Saber pero no admitir, esa era la filosofía que me hacía partícipe del “bazar del amor”, ese, donde las mujeres están dispuestas a dejar a un lado hasta su propia identidad con tal de sentirse amadas y si, era yo, no me importaba dejar lo que fuera y llenar mi alma al escuchar palabras y recibir expresiones cargadas de falsedad, ilusión, mentiras perversas y destructivas.

En ese momento no existía en mi vocabulario una palabra que pudiera salvarme de ese estado de desamparo emocional. Vine a conocerla mucho después, cuando el viaje había terminado en una tragedia sensitiva que había dejado mis sentimientos en un estado casi terminal. MISOGINIA. Esa era la cruel y despiadada pandemia que denigraba a la mujer y su valor. ¿Pero, cómo un término tan destructivo, una palabra tan repulsiva hacia mí mismo género que tanto defiendo podría revivir mi alma agonizante? – ¡Sí!. Ese término abominable me hizo sacudir la razón y levantarme. No podía seguir permitiendo una idealización tan absurda a cambio de un sentimiento inconscientemente impuesto por una necesidad afectiva a la cual hasta el momento, no le encontraba su verdadera causa.

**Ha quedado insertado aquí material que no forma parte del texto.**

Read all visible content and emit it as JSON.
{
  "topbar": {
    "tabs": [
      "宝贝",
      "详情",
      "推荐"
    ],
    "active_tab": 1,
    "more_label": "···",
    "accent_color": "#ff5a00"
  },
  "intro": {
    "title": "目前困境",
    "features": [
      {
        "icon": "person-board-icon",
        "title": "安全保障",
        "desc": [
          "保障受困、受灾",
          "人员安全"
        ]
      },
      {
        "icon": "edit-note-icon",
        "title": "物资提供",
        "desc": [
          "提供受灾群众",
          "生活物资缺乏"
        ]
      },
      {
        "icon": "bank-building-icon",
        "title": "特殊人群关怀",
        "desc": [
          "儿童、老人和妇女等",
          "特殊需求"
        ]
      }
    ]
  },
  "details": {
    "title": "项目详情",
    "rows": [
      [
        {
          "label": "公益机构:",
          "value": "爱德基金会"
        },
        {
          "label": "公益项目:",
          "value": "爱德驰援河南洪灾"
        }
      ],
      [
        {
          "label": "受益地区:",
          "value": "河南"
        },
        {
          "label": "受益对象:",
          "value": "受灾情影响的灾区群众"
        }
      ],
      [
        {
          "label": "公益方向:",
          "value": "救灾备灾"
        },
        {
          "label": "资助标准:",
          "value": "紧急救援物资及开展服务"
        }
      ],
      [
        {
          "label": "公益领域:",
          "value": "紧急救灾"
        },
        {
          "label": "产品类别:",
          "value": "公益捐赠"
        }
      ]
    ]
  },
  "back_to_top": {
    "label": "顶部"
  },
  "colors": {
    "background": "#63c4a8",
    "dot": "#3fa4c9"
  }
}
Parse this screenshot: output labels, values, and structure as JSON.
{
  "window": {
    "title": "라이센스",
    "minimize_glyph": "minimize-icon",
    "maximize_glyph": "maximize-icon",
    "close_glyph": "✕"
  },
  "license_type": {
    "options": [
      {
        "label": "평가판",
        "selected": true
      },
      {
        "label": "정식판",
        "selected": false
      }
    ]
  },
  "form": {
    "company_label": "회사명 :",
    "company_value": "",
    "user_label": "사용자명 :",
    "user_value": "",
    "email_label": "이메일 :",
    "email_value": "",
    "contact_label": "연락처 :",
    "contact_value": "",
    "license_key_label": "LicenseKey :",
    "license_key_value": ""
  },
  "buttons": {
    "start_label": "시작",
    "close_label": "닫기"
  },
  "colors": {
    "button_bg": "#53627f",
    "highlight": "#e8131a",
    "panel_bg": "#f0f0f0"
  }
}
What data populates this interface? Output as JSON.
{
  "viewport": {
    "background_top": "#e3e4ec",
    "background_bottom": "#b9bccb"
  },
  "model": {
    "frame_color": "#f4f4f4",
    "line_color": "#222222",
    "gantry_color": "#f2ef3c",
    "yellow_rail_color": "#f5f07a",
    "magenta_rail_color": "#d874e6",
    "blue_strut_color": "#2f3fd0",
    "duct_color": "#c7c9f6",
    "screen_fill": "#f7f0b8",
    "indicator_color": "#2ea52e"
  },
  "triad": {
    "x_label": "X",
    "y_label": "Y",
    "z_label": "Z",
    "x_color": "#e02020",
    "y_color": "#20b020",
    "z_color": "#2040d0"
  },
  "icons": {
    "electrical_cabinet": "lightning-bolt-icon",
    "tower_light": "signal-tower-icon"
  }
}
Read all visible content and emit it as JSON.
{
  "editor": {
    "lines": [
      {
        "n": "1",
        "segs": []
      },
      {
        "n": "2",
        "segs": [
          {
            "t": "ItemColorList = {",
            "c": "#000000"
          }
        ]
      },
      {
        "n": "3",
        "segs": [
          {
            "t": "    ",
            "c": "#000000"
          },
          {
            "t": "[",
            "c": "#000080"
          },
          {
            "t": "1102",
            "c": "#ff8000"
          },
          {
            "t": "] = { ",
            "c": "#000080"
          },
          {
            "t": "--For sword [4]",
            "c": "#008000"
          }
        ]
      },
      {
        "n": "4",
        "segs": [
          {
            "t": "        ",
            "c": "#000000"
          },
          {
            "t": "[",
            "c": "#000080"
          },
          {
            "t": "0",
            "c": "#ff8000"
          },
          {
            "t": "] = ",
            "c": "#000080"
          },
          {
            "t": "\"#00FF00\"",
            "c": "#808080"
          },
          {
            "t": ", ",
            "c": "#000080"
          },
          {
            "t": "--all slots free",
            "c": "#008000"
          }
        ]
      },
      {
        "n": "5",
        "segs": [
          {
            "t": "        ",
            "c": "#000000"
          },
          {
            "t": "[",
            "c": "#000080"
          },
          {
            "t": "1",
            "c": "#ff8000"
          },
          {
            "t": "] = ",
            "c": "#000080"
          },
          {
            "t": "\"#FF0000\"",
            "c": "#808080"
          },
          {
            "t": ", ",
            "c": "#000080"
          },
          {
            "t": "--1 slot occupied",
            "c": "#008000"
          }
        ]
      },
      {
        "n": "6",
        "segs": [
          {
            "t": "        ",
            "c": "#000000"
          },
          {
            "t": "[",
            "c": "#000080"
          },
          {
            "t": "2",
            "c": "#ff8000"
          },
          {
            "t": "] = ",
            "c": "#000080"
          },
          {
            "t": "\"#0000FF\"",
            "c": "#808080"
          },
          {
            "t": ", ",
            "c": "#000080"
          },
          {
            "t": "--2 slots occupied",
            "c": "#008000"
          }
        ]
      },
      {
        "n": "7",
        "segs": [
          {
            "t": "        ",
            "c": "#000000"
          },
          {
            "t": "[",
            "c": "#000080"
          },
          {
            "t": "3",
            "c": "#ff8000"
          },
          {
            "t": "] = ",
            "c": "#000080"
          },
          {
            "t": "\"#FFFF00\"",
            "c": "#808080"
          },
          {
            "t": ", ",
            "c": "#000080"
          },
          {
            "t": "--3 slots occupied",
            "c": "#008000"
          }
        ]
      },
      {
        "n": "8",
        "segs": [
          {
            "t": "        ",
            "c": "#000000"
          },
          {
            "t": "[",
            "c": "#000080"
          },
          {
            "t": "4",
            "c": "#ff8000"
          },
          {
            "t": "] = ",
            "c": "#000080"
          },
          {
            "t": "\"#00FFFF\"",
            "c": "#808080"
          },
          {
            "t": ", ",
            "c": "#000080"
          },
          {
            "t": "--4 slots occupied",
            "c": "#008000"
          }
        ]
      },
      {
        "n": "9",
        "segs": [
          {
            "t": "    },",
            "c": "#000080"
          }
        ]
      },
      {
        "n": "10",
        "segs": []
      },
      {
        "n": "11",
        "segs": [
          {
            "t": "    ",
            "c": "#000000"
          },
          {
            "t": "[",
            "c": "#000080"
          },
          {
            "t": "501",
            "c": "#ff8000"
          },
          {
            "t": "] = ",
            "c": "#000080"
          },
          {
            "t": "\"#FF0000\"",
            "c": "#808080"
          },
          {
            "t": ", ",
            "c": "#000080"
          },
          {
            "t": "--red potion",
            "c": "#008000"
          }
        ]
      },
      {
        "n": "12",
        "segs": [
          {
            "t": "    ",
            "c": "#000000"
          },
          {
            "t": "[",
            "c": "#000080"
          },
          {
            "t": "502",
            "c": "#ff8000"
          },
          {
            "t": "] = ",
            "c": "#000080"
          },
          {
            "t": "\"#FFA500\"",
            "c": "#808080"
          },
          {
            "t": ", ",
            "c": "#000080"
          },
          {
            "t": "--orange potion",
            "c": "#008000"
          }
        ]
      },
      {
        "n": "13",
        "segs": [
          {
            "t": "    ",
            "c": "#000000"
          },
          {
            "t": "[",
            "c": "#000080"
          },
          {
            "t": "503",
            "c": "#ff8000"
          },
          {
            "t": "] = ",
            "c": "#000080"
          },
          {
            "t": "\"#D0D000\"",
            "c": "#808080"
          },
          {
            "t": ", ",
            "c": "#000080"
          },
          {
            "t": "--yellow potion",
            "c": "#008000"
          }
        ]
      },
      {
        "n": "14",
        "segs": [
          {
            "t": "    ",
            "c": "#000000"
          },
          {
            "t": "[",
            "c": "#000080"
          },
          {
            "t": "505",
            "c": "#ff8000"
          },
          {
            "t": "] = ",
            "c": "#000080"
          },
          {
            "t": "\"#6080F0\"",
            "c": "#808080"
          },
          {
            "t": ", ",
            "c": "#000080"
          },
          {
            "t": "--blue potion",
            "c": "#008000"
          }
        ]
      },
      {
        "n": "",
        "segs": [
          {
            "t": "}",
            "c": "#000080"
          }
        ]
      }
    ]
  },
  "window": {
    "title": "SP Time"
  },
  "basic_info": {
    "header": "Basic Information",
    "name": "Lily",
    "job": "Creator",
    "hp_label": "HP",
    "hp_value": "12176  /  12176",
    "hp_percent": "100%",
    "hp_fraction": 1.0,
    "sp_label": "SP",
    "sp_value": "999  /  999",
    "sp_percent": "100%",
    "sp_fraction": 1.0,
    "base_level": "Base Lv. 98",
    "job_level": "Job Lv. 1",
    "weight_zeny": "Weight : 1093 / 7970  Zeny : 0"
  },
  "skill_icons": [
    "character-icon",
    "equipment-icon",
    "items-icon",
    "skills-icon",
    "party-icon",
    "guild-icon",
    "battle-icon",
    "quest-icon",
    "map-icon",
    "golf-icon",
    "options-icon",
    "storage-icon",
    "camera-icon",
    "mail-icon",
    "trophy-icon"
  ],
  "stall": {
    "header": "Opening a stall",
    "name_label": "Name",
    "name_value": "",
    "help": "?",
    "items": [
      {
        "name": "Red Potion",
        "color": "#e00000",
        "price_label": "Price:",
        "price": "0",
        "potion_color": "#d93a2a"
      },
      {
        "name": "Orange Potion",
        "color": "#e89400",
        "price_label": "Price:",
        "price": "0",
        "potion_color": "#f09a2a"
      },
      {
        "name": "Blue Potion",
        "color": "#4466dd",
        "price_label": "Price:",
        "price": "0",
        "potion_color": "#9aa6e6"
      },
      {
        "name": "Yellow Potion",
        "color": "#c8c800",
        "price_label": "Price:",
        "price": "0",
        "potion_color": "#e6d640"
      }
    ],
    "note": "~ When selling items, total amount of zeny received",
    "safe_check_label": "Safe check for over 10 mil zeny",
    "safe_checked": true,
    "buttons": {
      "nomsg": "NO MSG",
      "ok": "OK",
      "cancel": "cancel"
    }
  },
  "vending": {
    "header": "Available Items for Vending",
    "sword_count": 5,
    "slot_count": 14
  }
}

Había sido víctima de un manipulador emocional que doblegaba mis sentimientos al punto de convertirme en su esclava, en la protagonista de un episodio tan aflictivo, que me hacía dudar de mis cualidades y virtudes de las que en otras condiciones tanto me jactaría.

No quería darle la razón a un ser que con su aversión pretendía anular mi valor, y con ello, mi capacidad, mi residencia en una sociedad donde siempre ha prevalecido la intención de opacar la naturaleza femenina. No era uno, eran muchos los que honraban ese pensamiento siniestro, muchos, quienes se sentían respaldados por un dogma que en mi opinión y el de todas las mujeres es absolutamente falso.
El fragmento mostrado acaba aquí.